All apartment blocks in the estate are surrounded by concrete walls.
At the time of buying, the foreman told us we did not own the side wall.
Now the wall in question is in need of repair, and the question is, who will pay for it.
I got copy of the title deeds and map - they do not give any indication on the wall ownership.
It looks like I will have to end up paying for my share of the repairs - even though I am not really sure I have any ownership on the wall.
The other point is, how do we divide the espense. The wall is damaged both on my side, and the side at the back - I don't expect we will receive 2 separate bills, one for each side.

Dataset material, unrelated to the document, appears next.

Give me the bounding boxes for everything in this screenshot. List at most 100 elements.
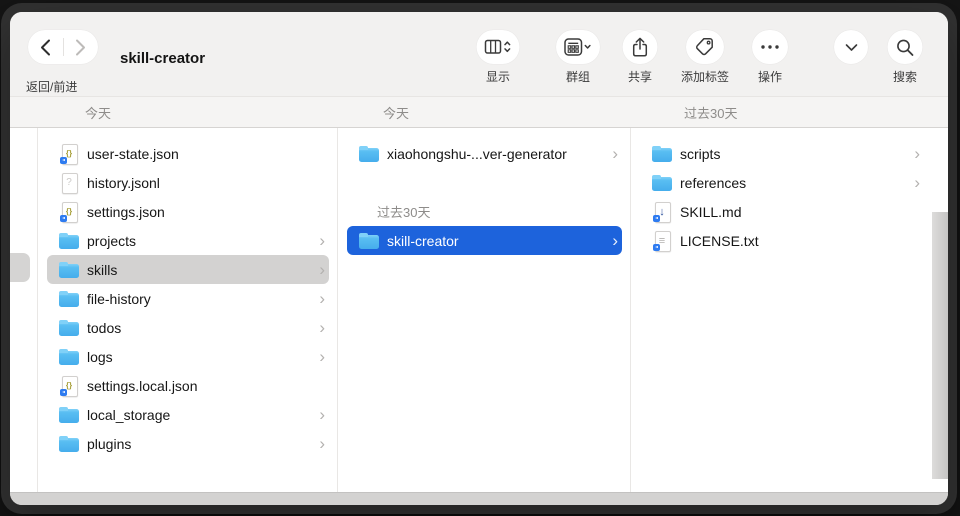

Is it correct I should only pay one half of the half of the total?

Thanks a lot


----------



## Leo (8 Oct 2009)

It sounds clear that you don't own the wall, and thus have no responsibility for its maintenance or repair.
Leo


----------



## first_timer (8 Oct 2009)

Thanks Leo, that s reassuring.
It does sound clear to me as well... but not so much to the apartment block's management company... how do I go about proving it? would it be worth my while going to a solicitor, or is there any other place that I could go to, where I wouldn't be charged a fortune just to get my point across?
Thanks a lot


----------



## Peter C (9 Oct 2009)

Perhaps instead of you proving anything to them how about asking them to prove you do own half the wall ? I'm not a solicitor but there may be hidden benefits to owning the wall. Or when they call shout Yippee now I have one wall for my new shed down that side of the garden or I am delighted ask the builder to quote to rise it 3 feet. basically throw it back at them, many of the management companies are actually front companies for the original developers.


----------